A su vez, conscientes de que la kombucha es diferente a lo que la mayoría de los consumidores están acostumbrados a tomar, querían conseguir que la eligieran por su sabor y no porque hace bien. El slogan para comunicar eso fue: “El futuro de la gaseosa no es la gaseosa”.
En 2021 empezaron a vender las primeras botellas de kombucha en Bariloche. En un principio, en el departamento donde vivía Nahuel -al que llamaban “el lab”- hacían tandas en fermentadores de 20 litros y gasificaban en unos pequeños tanques de acero inoxidable: producían unos 150 litros por semana.
Con los primeros sabores, se lanzaron como la primera -y por ahora única- kombuchería de la Patagonia. Las botellas darían paso a las actuales latas, en las que ofrecen cuatro versiones todo el año (original, jengibre, flores de sauco y frambuesa) y dos estacionales (membrillo y limón-cúrcuma). Apuestan por ingredientes agroecológicos y locales.
El nombre elegido para el proyecto fue Slug Club. “Slug” es babosa en inglés (esa es también la “antimascota” de la marca), un bichito que se parece mucho al scoby, el nombre que se le da a la colonia simbiótica de bacterias y levaduras de la kombucha. Y “club” no solo significa “garrote” (un elemento que también aparece en el logo), sino que también resulta un guiño para quienes quieran sumarse a la comunidad kombuchera.

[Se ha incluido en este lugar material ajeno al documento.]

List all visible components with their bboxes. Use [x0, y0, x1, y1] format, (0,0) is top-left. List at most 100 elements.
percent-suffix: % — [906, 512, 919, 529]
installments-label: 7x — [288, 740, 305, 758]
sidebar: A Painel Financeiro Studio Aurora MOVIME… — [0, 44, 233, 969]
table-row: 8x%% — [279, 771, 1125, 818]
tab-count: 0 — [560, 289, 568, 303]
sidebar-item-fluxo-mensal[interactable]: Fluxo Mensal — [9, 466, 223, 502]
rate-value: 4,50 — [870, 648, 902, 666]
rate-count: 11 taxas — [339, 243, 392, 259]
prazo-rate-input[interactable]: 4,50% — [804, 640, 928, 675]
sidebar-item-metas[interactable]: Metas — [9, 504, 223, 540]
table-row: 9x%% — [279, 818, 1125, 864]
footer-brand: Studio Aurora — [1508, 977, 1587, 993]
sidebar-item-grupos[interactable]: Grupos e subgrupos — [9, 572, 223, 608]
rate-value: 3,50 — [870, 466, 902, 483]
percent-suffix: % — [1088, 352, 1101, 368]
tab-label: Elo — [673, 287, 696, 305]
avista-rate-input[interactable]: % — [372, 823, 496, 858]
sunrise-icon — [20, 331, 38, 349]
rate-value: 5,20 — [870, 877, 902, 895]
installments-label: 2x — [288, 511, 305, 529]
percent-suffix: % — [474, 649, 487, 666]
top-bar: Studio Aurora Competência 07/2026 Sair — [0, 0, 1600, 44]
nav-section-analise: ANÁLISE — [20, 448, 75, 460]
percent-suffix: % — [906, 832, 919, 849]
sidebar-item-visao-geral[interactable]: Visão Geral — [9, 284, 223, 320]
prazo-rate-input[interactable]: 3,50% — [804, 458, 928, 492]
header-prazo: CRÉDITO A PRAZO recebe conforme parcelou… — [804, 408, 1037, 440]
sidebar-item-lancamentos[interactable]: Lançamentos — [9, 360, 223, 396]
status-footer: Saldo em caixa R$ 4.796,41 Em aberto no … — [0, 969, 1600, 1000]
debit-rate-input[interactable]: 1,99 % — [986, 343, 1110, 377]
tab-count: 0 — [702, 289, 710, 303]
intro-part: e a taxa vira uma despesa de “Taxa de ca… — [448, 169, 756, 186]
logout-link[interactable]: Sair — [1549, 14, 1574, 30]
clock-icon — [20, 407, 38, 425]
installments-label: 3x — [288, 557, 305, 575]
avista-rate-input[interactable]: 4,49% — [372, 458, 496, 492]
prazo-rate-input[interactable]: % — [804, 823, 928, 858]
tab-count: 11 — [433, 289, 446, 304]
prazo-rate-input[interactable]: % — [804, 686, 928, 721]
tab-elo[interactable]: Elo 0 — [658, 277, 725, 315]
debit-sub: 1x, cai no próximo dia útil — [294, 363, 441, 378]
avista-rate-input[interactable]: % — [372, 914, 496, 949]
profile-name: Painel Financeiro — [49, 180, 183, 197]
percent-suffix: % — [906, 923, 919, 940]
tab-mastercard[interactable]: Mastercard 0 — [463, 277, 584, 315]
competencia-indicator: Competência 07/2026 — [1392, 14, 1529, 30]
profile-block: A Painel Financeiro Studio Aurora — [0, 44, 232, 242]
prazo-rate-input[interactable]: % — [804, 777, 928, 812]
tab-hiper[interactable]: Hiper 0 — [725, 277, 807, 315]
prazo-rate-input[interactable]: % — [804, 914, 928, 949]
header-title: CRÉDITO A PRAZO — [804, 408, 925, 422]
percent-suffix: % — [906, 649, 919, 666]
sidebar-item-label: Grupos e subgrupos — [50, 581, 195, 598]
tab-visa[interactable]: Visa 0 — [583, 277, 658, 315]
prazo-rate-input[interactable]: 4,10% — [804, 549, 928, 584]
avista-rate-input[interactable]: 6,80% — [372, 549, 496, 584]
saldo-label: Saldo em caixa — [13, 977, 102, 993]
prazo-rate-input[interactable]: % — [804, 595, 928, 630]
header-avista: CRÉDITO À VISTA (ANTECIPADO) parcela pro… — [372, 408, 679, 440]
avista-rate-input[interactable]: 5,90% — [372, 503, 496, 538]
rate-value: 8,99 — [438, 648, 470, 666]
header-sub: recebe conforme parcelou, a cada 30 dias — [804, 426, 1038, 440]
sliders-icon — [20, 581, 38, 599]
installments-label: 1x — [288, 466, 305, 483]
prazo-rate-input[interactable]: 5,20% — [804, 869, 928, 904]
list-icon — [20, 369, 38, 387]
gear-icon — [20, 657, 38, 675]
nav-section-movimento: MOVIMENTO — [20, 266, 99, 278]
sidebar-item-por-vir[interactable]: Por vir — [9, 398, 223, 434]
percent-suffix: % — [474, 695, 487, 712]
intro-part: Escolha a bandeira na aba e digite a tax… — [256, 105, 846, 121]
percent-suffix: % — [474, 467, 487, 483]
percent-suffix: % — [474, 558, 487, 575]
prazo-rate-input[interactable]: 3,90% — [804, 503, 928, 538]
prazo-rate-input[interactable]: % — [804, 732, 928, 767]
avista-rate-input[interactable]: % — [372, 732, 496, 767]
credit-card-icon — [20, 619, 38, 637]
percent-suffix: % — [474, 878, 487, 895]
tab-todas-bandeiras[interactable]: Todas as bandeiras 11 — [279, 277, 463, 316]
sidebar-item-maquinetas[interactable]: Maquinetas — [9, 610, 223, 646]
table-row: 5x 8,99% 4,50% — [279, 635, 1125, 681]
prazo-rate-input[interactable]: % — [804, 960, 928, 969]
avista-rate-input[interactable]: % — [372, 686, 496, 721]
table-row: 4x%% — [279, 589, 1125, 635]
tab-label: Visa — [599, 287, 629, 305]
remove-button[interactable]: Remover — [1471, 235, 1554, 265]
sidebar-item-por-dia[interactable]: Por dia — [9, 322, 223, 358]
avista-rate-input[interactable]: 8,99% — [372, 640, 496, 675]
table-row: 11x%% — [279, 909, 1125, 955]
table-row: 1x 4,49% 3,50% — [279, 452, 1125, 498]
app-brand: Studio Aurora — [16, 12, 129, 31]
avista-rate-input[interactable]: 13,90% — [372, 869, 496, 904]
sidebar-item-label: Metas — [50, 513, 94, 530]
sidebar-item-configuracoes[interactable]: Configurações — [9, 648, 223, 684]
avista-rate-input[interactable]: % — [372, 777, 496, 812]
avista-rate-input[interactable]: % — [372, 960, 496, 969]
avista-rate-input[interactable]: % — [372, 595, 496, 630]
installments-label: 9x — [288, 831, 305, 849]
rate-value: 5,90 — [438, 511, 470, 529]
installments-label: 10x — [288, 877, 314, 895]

El camino hasta hoy fue lento como el avance de la babosa. Eugenia y Nahuel iban con el producto a ofrecerlo en dietéticas, bares, restaurantes y cafeterías, con la idea de que su kombucha se convirtiera en una alternativa a las bebidas alcohólicas o a los jugos tradicionales. “Teníamos que convencer a los vendedores de que la probaran, porque a ellos les tenía que gustar para poder ofrecerla. Y era muy gratificante, se sorprendían, porque pensaban que no les iba a gustar”, sonríe Nahuel.
Eugenia agrega que el mercado de la kombucha prácticamente no existe pero viene sumando adeptos a paso firme: “Cuando arrancamos, la kombucha no estaba en el Código Alimentario Argentino, eso ocurrió en julio de 2022. Hacemos mucho por brindar información, incluso estamos comunicados con otros kombucheros, queremos armar una cámara nacional. Los fermentos se están poniendo trendy, pero es necesario acercar mensajes claros, evidencia científica, hablar sobre el acceso a la comida, sobre nutrición. Es un desafío a encarar”.
El leitmotiv de Slug Club es la sustentabilidad, apoyado en una particular impronta a nivel estético. “La comunicación y el diseño son fundamentales para atraer: nos preguntábamos cómo íbamos a vender algo que nadie sabe que necesita. Cuando lo conocés, te cambia la vida y ¡es rico!, pero llegar a ese punto requiere todo un proceso y un aprendizaje. Apostamos por mensajes divertidos, porque creemos que no solo se puede comunicar algo saludable con un árbol verde”, remarca Eugenia.
El “lab” original dio paso a la fábrica actual, ubicada a unas 20 cuadras del Centro Cívico de Bariloche. Ellos mismos diseñaron el espacio, donde elaboran unos 1.000 litros semanales, es decir, unas 2.100 latas. Hoy la kombucha Slug Club está presente en más de 150 puntos de venta en esta ciudad, y hace poco llegó también a algunos locales en Buenos Aires. También se consigue en El Bolsón y Villa La Angostura.
“Nos costó y nos cuesta mucho cada paso. Pero siempre confiamos en lo que hacemos, porque tenemos un gran producto. Sabemos que podemos marcar una diferencia. A veces te preguntás: ¿por qué nos metimos en esta?, pero te das cuenta de que necesitamos mucha más gente que se meta en esta red”, cierra Eugenia.